Karen Poon1, Yuan Yizhi1, Baliji B Prasath1 and Ruihua Wang2*
Received: November 08, 2017; Published: November 15, 2017
Corresponding author: Ruihua Wang, Department of Gastroenterology, Shenzhen Hospital of Southern Medical University, Shenzhen 518100, China
DOI: 10.26717/BJSTR.2017.01.000535
Proton leak was a detour of protons from their original path leading to the reduction of mitochondrial membrane potential. It leads to the decrease of ATP production per glucose molecule. It is a form of energy loss [1]. Proton leak was found to reduce the reactive oxygen species (ROS) level [2]; therefore, it plays a role in aging [3], diet [4-5] and health [6-9]. A method to monitor the real-time proton leak in cells would help for the understanding of physiological system and disease conditions. When protons were leaked out from mitochondria, it increased the leaking of electrons from electron transport chain [10]. The leaked electron would generate electric signal in Microbial Fuel Cells (MFC). Measuring the electric signal sent out during the process of proton leak would be a way to quantify thereal-time status of proton leak in live cells. Theoretically, higher the electric signal means higher is the proton leak. However, the accuracy of MFC measurements is influenced by the internal resistance of the apparatus. The internal resistance is contributed by the activation loss from electron transfer from cells to the anode, the characteristics of cellular metabolism, the flux of reactants and ohmic loss [11].
Activation loss and cellular metabolism are cell-specific, while flux of reactants and ohmic loss arise more from the MFC equipment and operating conditions, for example the resistance of the electrodes and membrane, the conductivity of the electrolyte solutions and the quality of the electrical contacts [12]. However, the measurement of internal resistance was very time consuming. Therefore, experiments were done to see if there was correlation between electric current with and without correction.

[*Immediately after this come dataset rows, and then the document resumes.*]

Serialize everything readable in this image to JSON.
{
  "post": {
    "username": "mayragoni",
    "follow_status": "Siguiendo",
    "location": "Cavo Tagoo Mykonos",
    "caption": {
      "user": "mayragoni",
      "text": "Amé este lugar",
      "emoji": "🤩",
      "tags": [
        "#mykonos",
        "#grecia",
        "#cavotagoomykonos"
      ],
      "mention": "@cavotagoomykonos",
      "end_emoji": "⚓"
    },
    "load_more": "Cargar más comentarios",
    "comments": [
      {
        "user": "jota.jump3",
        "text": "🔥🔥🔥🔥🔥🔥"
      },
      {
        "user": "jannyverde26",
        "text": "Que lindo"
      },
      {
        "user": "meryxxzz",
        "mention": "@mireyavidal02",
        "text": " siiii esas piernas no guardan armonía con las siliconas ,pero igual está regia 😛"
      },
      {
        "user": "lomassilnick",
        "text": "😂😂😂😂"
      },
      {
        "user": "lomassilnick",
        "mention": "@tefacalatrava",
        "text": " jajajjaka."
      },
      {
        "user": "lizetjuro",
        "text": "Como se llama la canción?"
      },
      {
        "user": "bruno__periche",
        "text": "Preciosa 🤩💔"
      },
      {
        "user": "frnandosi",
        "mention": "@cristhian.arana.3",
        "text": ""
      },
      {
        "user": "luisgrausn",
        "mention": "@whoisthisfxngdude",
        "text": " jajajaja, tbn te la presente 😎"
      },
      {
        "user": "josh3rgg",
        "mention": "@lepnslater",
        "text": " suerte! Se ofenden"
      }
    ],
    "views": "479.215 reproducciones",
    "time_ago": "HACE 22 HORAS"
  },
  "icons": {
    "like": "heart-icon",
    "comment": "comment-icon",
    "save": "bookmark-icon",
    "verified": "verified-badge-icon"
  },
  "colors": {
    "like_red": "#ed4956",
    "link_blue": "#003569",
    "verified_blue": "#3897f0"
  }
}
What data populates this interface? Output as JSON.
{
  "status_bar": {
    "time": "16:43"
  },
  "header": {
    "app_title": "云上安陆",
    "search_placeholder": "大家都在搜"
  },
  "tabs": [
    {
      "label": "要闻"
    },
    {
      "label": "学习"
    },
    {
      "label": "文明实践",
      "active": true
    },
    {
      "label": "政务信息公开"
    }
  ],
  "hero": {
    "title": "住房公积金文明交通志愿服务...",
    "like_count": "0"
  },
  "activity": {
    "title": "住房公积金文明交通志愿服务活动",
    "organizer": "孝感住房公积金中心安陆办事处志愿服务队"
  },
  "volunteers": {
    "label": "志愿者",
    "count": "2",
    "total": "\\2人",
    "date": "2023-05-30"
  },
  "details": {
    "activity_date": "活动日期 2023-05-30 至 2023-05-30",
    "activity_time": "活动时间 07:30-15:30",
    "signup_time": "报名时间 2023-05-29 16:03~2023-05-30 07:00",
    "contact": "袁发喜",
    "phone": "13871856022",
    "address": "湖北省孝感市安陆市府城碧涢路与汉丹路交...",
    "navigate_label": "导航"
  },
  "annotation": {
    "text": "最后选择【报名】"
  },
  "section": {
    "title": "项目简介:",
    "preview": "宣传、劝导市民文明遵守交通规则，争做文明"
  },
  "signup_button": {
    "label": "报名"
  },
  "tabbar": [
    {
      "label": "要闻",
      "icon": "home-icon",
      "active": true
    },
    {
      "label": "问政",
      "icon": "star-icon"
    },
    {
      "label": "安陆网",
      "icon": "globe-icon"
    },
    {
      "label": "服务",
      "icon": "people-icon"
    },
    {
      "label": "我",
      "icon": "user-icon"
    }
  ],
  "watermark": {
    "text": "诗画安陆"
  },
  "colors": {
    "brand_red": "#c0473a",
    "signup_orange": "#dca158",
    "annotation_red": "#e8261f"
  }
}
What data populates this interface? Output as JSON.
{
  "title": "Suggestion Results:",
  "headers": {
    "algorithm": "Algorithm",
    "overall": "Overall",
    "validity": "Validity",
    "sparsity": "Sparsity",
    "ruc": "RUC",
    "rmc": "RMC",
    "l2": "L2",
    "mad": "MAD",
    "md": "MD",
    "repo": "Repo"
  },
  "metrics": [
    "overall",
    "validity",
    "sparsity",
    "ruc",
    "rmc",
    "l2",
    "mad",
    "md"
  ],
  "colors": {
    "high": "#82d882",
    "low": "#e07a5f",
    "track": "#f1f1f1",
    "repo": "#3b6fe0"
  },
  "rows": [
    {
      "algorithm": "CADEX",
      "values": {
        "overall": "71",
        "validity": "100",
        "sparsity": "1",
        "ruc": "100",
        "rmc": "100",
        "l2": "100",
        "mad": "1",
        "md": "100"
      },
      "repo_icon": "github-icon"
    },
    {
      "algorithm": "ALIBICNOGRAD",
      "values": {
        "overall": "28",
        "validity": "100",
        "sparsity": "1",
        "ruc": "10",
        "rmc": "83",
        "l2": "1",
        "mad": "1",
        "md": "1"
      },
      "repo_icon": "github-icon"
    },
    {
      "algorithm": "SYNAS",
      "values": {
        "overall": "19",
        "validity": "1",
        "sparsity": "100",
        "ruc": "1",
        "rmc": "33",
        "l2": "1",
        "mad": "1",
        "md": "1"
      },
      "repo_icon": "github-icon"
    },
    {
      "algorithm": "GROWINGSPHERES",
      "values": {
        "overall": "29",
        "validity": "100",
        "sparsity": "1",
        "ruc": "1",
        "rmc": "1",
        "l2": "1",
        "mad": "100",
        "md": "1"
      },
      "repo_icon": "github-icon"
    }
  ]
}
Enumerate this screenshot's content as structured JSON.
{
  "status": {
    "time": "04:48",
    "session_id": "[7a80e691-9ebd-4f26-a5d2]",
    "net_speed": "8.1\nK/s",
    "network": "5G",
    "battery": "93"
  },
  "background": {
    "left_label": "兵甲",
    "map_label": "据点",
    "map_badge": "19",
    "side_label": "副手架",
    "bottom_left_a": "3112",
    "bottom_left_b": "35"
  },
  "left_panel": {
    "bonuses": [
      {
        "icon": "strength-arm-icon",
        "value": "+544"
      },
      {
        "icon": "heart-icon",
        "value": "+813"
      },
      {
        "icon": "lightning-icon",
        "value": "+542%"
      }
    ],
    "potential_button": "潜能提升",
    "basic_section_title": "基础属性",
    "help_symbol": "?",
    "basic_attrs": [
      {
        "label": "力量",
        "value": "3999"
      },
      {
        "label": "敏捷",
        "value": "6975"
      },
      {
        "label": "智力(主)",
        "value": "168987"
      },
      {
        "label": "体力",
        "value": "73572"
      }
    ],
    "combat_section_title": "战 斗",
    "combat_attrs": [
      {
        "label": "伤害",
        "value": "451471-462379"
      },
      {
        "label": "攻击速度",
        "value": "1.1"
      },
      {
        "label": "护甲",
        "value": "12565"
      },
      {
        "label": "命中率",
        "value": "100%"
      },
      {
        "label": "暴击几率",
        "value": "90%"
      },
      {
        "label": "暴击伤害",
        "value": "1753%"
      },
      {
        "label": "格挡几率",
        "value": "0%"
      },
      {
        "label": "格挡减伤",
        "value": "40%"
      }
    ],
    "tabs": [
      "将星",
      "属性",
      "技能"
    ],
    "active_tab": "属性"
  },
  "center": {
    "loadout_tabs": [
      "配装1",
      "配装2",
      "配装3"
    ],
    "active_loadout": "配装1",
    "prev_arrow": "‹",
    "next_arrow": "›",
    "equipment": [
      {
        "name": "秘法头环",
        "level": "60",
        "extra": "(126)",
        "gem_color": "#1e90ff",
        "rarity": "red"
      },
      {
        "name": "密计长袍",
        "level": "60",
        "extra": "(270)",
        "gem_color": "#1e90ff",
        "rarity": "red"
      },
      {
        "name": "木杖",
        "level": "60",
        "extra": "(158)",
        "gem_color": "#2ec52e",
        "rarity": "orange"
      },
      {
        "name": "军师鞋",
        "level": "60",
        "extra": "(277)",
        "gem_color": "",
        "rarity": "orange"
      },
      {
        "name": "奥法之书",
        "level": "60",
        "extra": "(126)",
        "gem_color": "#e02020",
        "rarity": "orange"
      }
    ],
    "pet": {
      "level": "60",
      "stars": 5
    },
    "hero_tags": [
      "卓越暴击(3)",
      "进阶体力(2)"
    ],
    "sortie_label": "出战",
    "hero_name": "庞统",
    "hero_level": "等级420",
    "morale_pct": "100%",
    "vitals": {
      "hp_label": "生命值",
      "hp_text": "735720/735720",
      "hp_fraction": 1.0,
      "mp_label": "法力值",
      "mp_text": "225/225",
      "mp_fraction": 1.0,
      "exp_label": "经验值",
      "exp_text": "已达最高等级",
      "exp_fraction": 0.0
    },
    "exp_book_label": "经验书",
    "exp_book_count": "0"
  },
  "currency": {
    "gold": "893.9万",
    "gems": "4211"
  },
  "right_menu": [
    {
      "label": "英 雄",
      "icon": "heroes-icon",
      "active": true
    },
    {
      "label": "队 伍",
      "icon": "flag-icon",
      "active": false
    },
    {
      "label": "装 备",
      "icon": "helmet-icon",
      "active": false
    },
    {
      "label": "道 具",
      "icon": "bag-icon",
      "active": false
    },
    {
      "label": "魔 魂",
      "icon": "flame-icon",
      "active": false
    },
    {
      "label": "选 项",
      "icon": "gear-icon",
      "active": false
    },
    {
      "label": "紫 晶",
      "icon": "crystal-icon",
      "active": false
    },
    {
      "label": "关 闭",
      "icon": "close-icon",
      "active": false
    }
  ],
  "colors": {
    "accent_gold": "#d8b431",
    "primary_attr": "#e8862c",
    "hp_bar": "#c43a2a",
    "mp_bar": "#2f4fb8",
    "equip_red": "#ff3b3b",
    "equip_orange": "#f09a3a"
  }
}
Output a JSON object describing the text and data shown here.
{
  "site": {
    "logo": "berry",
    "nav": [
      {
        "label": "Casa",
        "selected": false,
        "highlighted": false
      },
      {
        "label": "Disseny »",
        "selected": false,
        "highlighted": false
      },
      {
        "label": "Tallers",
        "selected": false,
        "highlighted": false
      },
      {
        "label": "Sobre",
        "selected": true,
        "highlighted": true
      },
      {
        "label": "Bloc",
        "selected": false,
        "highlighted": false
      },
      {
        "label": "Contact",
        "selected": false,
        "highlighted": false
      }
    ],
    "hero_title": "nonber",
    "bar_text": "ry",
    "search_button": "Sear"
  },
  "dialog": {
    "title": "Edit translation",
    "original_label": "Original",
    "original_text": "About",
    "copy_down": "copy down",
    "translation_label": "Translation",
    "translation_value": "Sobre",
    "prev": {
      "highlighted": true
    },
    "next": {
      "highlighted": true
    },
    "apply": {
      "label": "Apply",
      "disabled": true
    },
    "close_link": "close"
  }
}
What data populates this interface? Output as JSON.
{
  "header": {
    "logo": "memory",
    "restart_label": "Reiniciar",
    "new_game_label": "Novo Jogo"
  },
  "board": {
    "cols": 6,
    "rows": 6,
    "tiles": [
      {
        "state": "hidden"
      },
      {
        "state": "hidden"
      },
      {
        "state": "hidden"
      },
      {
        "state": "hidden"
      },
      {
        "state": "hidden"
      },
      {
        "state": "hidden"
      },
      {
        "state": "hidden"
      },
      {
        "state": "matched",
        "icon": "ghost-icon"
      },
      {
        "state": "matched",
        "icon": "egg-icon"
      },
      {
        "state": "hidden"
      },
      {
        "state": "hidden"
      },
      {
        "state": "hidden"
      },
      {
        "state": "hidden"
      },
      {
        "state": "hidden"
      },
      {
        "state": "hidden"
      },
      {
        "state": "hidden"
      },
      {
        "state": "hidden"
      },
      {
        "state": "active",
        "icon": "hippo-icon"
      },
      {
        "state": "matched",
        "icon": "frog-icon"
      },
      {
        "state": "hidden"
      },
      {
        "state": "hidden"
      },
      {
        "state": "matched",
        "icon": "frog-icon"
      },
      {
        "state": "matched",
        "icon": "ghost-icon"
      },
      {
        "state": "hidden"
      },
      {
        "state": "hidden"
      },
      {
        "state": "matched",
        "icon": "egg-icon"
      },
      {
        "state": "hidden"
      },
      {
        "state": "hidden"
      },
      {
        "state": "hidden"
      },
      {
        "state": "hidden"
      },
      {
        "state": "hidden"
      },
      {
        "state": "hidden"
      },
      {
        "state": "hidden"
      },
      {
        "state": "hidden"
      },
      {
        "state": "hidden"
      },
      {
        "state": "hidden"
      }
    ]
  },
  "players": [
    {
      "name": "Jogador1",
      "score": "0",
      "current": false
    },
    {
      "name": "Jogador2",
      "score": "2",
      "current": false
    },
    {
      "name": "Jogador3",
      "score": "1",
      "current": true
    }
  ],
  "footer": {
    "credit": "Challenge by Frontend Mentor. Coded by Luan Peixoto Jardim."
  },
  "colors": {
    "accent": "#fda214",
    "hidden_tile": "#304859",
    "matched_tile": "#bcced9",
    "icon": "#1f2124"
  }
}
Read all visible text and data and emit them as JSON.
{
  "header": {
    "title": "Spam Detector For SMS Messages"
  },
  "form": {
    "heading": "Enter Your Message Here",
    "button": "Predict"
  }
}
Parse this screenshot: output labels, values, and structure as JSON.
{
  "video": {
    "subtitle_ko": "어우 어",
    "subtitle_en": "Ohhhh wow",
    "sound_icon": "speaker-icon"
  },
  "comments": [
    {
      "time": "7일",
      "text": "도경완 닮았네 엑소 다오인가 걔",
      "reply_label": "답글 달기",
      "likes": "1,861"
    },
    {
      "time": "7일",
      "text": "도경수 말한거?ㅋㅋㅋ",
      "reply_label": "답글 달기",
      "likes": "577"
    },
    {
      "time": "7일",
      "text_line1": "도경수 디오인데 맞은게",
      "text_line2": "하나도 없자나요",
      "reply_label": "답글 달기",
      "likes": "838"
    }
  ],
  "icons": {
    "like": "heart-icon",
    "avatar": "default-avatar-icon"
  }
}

MFC has two chambers, a cathode and an anode, that are separated by a proton exchange membrane. The cathode was filled with 100ml of 50mM potassium ferricyanide (III) (C6N6FeK3) to function as an electron acceptor, while 100ml of isolated cells (4 x 107 cells/ml) were added to the anode as electron donors. Nitrogen gas was pumped into the anode chamber for 5 min to remove oxygen from the headspace of the anode. A carbon electrode was placed in each chamber connected with external wire that are connected with a digital multi-meter (Tektronix DM4020, USA) to monitor the open circuit voltage (EMF) across the electrodes. Current I, without correction for internal resistance, was calculated using equation 1 with an external resistance (Rext) of 1000Ω.
EMF=IRext (1)
The internal resistance of the MFC was determined in a closedcircuit arrangement shown in Figures 1& 2. Closed circuit voltages were measured in different external resistance of 3,000Ω, 2,000Ω, 1,000Ω, 800Ω, 600Ω, 400Ω or 200Ω. Using the equation 1, the corresponding electric currents were calculated. A polarization curve, that was a plot of electric current with voltage, was generated, and the internal resistance Rint was determined by the slope of the regression [11]. Electric current with the correction of internal resistance was calculated as in equation 2.
EMF=I(Rint + Rext) (2) (Figure 1)
Figure 1: Electrical circuit diagram for internal resistance determination.
Figure 2: Plot of electric current without corrected with internal resistance versus electric current with correction (correlation coefficient = 0.9913).
A good correlation was observed between electric current with or without correction (Figure 2). It indicated that it was possible to use the electric current without correction to correlate with the degree of proton leak in cells. When the experimental conditions were consistently controlled, the changes in electric signal should reflect to the biological changes in cells. In this experiment, 30-minute survival was good for the hepatocytes the cells used in the studies, which further supports the use of MFC in monitoring the proton leak status of live cells. The present technique had advantages over other chemical testing method, because it provided instantaneous information on metabolic changes in tissues.
Authors would like to thank UIC College Research Grant R201620 for supporting this project.